Other geeky/Superman somewhat related events in Cleveland this summer:

May 11 is the North Coast Comic Con, located just a wee bit south of Cleveland at the Crowne Plaza Hotel in Middleburg Heights with, among others, Sean McKeever, (Teen Titans); Marc Sumerak, (Marvel Adventures); Eddy Newell, (Black Lightning); Sean McArdle and me (Phantom Jack and Tales of the Starlight Drive-In.) Relatives of Jerry and Joe will be there, ready to share stories about those wonderful, creative days.

Jamie Reigel, (http://www.supermansouvenirs.com/) huge collector of all things Superman, will have an exhibit of his rare and wonderful toys. Comic dealers and collector John Haines will show off his Superman comics collection. http://www.northcoastcomiccon.com/ for more details.

Anyone in the Cleveland area is invited to a casual, free, party Saturday evening, May 10, at the hotel.

In July, the artists celebration called Ingenuity Festival of Art and Technology July 25 - 27 will have several cool Superman components. Visit http://www.ingenuitycleveland.com/ for details.

Beginning in September and running though through January, the Maltz Museum of Jewish Heritage in Beachwood, near Cleveland, will host a superheroes exhibit. That’s in addition to the fine Jerry Siegel and Joe Shuster exhibit the museum already has.
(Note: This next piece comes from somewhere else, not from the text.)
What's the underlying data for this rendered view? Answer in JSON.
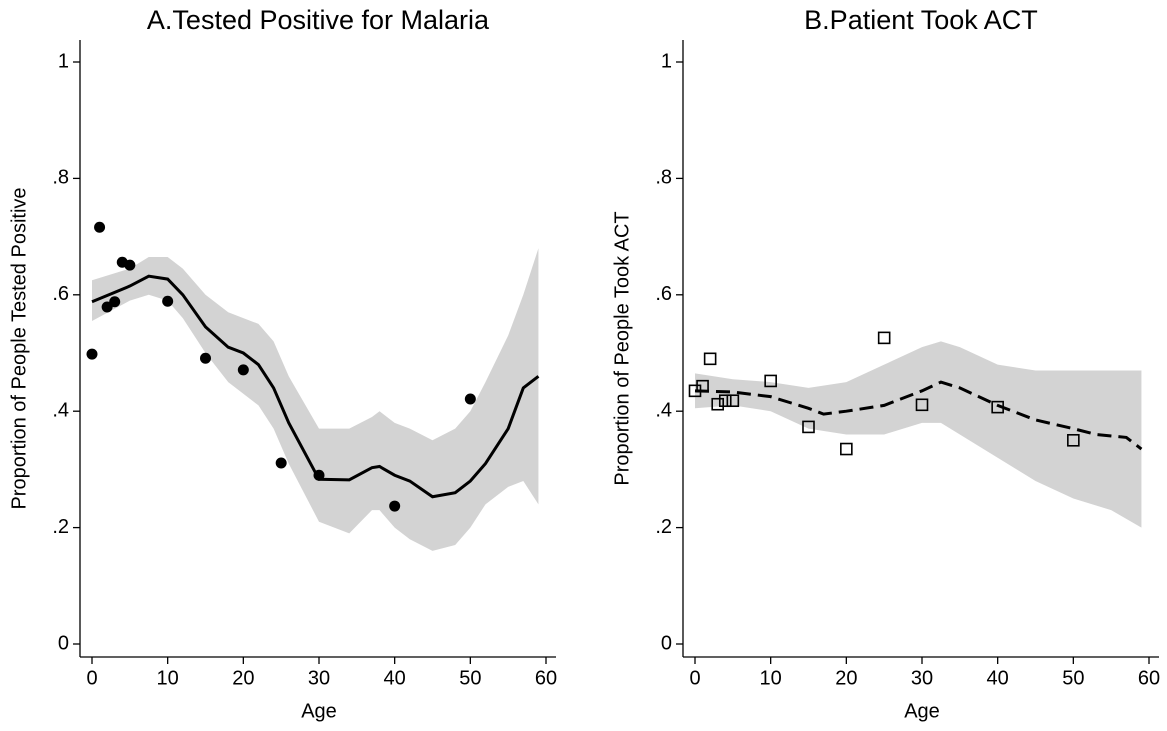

Visit http://www.maltzjewishmuseum.org/ for more details closer to the event. No comic fan’s visit to Cleveland is complete without a visit to the Maltz.

And even though it’s a little further away from Cleveland, the Screaming Tiki Pop Kulture Convention in Niles, Ohio, falls under the very broad Summer of Superman umbrella.

On Oct. 17 to 19, the convention welcomes Margot Kidder (Lois Lane, of course) and Sarah Douglas (Ursa in “Superman II.”) The convention will have a 70th birthday cake for Superman and host an auction to benefit the Christopher Reeve. Other featured guests include the original Batman TV show cast: Adam West, Burt Ward and Julie Newmar and the original Batmobile.

For more info, visit http://www.screamingtikicon.com

All of this via Michael San Giacomo and Newsarama.